Her dönem bir dolandırcı çıkar. Şimdi de kripto paracılar çıktı başımıza. Kolay yoldan çok para kazanmak isteyen, çalışarak, emek vererek bir yerlere gelemeyeceğini düşünen insanlarımızı zaaflarından yakalayan Faruk Fatih Özer, 2 milyar dolar ile ortadan kayboldu. Olmayan bir paranın piyasasını kuran bu gençler daha çok insanın canını yakacağa benziyor. Nitekim Thodex'in ardından Muğla merkezli Vebitcoin şirketi de kapısına (daha doğrusu web sitesine) kilit vurdu. Yine binlerde ocağa incir ağacı dikilecek gibi. Nitekim, parasını kripto para platformunda kaybedenlerden intihar haberleri gelmeye başladı.

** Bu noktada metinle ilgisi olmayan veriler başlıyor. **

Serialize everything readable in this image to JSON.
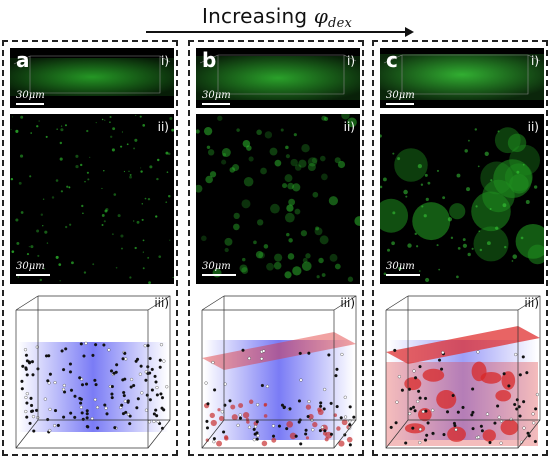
{
  "title": {
    "prefix": "Increasing ",
    "phi": "φ",
    "sub": "dex"
  },
  "columns": [
    {
      "letter": "a",
      "roman": [
        "i)",
        "ii)",
        "iii)"
      ],
      "scale": "30μm"
    },
    {
      "letter": "b",
      "roman": [
        "i)",
        "ii)",
        "iii)"
      ],
      "scale": "30μm"
    },
    {
      "letter": "c",
      "roman": [
        "i)",
        "ii)",
        "iii)"
      ],
      "scale": "30μm"
    }
  ],
  "colors": {
    "fluorescence": "#2ecc2e",
    "blue": "#5a5cf0",
    "red": "#e03030"
  }
}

Titan zincirinin kurucusu Kenan Şeranoğlu bile, bu kripto para işinin yaş iş olduğunu görenlerden. Şeranoğlu, 2018 yılında verdiği bir röportajda, “Bence kimse Bitcoin’i alıp yüksek faiz veremez, dikkatli olun, kimseye de güvenmeyin” diye uyarıda bulunmuştu.

Şeranoğlu'nun bile gördüğünü, bu çocuklara istedikleri gibi at koşturma izni verenlerin görmemiş olması pek inandırıcı gelmiyor. Nitekim, ortaya çıkan fotoğraflardan, tanıdık isimlerle kurdukları şirketlerden nasıl bu kadar pervasız olabildiklerini tahmin edebiliyoruz.

Bu gençler adalet önüne çıktıklarında, tabi olabilirse, hakimin karşısına geçip söyle derlerse hiç şaşırmam; “Evet, yaptım ama hele bi sor niye yaptım?”

Muhtemelen şöyle diyeceklerdir: “Sayın hakim, memlekette iş-güç yok, çalışacak işi olanlar da 12-14 saat çalışıp kuru soğana talim ediyor, ee böyle rahat bir para kazanma yolu varken bundan herkesi nasiplendirmek istedik. Fena mı yapmışız. Dolandırıcılık mı dediniz? Ne alakası var, bunlar bizi çekemeyenlerin uydurması!”